# My new 30gal cube hood project journal



## pwilson460 (Jul 8, 2007)

Hi in this thread i will show the process in which my new hood is being made by my dad.
Enjoy!!
cutting boards








Mock up








Drying








gluing on molding








the assembled top








bottom with molding on









MORE TO COME

PW


----------



## kunerd (Aug 2, 2007)

Dang looks nice. I wish i had all those toys in my garage


----------



## pwilson460 (Jul 8, 2007)

Yea theres so many "toys" that its practically impossible to move in there lol

but its his hobby like fish keeping is mine

PW


----------



## hoppycalif (Apr 7, 2005)

Your dad really does professional looking work! I'm looking forward to seeing the finished job.


----------



## pwilson460 (Jul 8, 2007)

Here is a pic of the hood on the tank 
enjoy









PW


----------



## hoppycalif (Apr 7, 2005)

Looks good! How will you finish it, does it have an openable top or is it hinged somewhere, and what lighting goes in it?


----------



## pwilson460 (Jul 8, 2007)

Well the design calls for the lid to hinge in the middle. This was just a test fit to see what it would look like.

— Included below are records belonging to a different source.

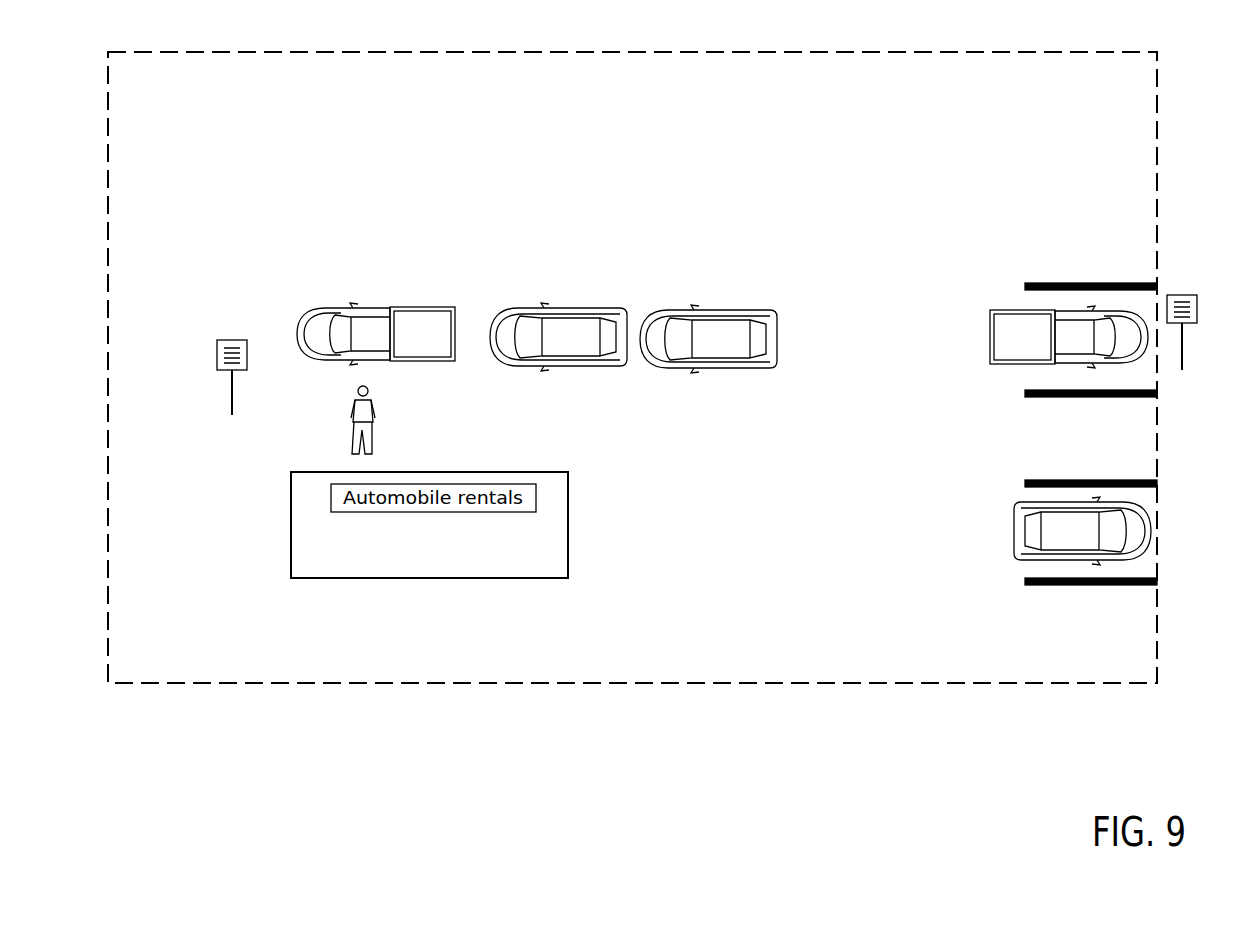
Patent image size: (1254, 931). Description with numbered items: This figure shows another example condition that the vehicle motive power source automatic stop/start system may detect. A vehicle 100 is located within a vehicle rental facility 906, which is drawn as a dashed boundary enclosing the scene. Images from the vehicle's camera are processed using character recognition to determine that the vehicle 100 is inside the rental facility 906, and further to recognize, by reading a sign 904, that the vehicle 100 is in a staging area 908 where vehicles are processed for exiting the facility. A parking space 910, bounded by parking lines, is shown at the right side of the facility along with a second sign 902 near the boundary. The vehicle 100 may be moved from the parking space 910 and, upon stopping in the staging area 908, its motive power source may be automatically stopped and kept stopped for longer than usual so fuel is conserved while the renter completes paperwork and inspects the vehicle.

The vehicle 100 is at (990, 310).
The sign 902 is at (1190, 325).
The sign 904 is at (243, 365).
The vehicle rental facility 906 is at (563, 684).
The staging area 908 is at (500, 252).
The parking space 910 is at (977, 250).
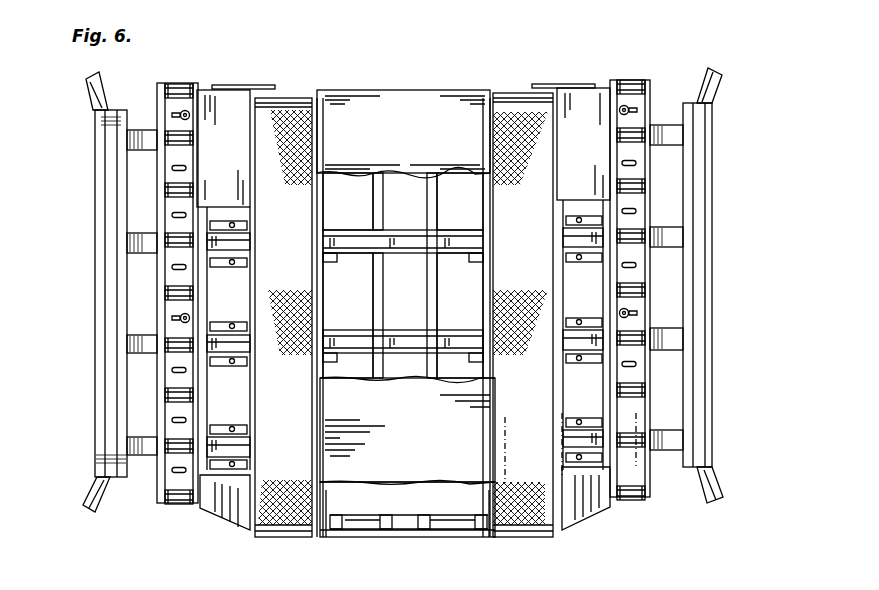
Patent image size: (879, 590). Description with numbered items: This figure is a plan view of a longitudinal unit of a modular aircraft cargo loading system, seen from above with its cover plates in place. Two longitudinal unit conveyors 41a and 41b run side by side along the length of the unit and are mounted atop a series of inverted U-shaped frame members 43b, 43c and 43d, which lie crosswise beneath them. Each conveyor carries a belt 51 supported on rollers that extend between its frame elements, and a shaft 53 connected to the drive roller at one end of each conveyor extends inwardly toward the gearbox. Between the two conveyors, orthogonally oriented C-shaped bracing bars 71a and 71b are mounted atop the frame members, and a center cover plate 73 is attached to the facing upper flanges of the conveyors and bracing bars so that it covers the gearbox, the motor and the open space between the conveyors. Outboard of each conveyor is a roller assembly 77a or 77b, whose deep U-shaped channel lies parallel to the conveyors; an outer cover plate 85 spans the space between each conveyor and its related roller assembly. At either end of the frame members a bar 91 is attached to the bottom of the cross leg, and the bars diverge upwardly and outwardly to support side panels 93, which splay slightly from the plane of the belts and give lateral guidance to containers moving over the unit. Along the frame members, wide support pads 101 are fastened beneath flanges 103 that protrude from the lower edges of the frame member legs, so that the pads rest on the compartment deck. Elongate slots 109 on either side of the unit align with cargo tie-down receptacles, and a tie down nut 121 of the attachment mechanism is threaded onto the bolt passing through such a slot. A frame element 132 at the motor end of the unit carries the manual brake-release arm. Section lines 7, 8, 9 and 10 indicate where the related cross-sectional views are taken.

The section line 7- 7 is at (85, 297).
The section line 8- 8 is at (632, 424).
The section line 9- 9 is at (554, 421).
The section line 10- 10 is at (497, 421).
The longitudinal unit conveyor 41a is at (545, 540).
The longitudinal unit conveyor 41b is at (290, 528).
The inverted U-shaped frame member 43b is at (342, 225).
The inverted U-shaped frame member 43c is at (342, 330).
The inverted U-shaped frame member 43d is at (242, 446).
The belt 51 is at (294, 232).
The shaft 53 is at (352, 530).
The bracing bar 71a is at (378, 325).
The bracing bar 71b is at (378, 222).
The center cover plate 73 is at (403, 100).
The roller assembly 77a is at (632, 502).
The roller assembly 77b is at (178, 505).
The outer cover plate 85 is at (222, 112).
The bar 91 is at (140, 132).
The side panel 93 is at (106, 386).
The wide support pad 101 is at (222, 322).
The flange 103 is at (240, 425).
The slot 109 is at (180, 420).
The tie down nut 121 is at (190, 118).
The frame element 132 is at (410, 528).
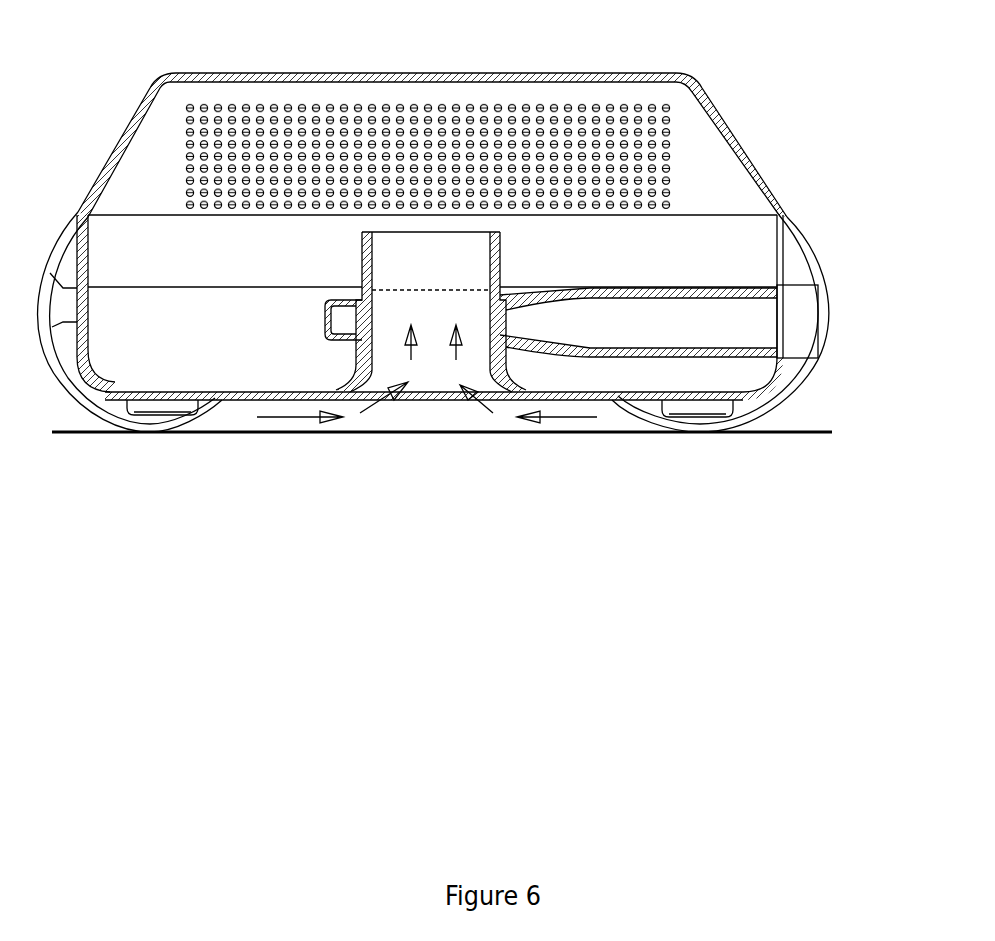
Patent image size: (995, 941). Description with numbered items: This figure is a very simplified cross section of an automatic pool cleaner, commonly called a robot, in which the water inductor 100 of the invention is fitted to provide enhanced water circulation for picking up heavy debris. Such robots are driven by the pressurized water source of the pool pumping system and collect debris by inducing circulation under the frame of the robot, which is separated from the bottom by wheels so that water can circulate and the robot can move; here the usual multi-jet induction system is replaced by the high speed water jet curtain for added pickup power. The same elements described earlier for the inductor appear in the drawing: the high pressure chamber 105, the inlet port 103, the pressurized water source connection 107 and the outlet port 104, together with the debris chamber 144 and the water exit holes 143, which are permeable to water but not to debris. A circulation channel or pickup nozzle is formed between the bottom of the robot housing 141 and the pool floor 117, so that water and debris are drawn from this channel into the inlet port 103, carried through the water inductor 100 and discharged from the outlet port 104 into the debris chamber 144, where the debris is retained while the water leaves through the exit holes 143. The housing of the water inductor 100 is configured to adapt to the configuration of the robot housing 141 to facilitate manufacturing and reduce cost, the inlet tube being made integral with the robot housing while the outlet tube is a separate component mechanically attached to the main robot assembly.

The water inductor 100 is at (417, 245).
The inlet port 103 is at (428, 370).
The outlet port 104 is at (435, 209).
The high pressure chamber 105 is at (345, 322).
The pressurized water source connection 107 is at (798, 320).
The pool floor 117 is at (492, 433).
The robot housing 141 is at (782, 213).
The water exit holes 143 is at (240, 103).
The debris chamber 144 is at (178, 235).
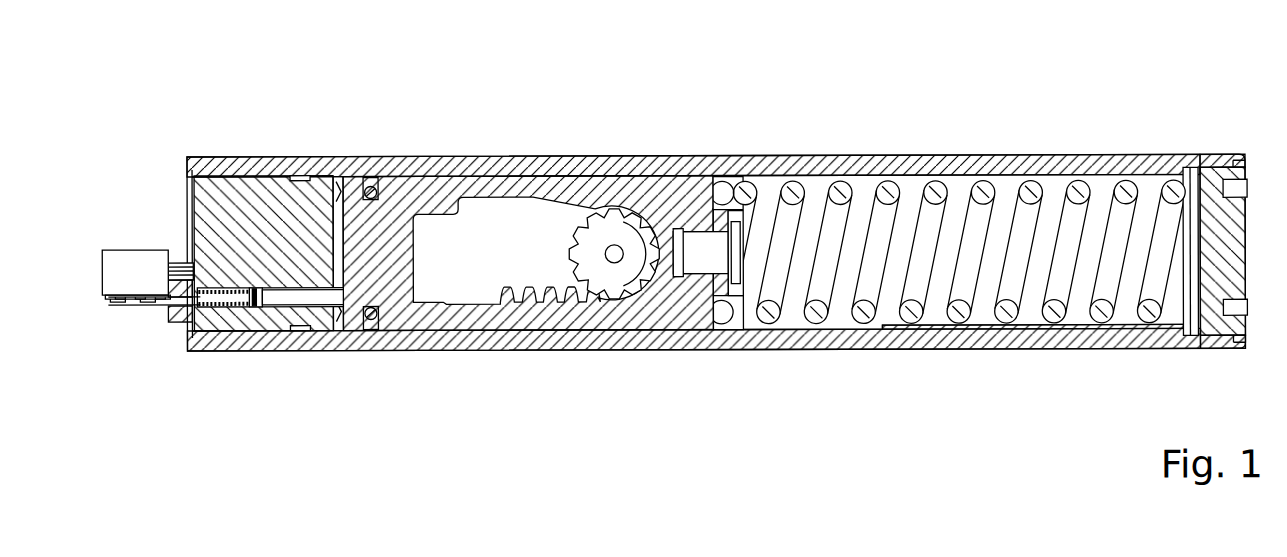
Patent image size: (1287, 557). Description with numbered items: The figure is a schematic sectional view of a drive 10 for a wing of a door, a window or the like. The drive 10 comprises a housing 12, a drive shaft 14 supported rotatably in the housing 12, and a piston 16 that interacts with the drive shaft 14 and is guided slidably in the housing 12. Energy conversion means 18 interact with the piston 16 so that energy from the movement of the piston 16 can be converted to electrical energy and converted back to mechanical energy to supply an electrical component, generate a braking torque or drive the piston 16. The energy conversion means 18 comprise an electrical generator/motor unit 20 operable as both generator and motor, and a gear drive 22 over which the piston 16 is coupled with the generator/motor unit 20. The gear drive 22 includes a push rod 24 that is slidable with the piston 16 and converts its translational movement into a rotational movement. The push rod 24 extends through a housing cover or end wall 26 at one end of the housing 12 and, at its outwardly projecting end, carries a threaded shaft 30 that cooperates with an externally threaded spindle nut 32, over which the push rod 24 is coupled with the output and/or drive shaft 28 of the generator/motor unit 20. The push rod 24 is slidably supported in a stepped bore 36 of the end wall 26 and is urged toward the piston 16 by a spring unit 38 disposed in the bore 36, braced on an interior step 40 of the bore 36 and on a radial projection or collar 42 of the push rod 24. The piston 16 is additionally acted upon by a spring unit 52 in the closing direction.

The drive 10 is at (683, 96).
The housing 12 is at (1042, 160).
The drive shaft 14 is at (620, 248).
The piston 16 is at (431, 196).
The energy conversion means 18 is at (170, 248).
The electrical generator/motor unit 20 is at (115, 265).
The gear drive 22 is at (163, 316).
The push rod 24 is at (288, 306).
The housing cover or end wall 26 is at (261, 203).
The output and/or drive shaft 28 is at (180, 262).
The threaded shaft 30 is at (118, 300).
The spindle nut 32 is at (180, 322).
The stepped bore 36 is at (328, 236).
The spring unit 38 is at (240, 306).
The interior step 40 is at (214, 290).
The radial projection or collar 42 is at (256, 308).
The spring unit 52 is at (956, 326).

I plan on staining the middle section a dark cherry color to match the stand, and the top and bottom molding part will be painted black to match the top of the stand.

For lighting i will be putting a 96watt pc kit in it.

I cant wait to show more

PW


----------



## jopapeca (Mar 4, 2007)

Hi, really very nice work.
:hail: :hail: :hail: :hail:


----------



## pwilson460 (Jul 8, 2007)

Hey heres a new update. This is it with the paint and the stain. I still got a few coats to put on it.


----------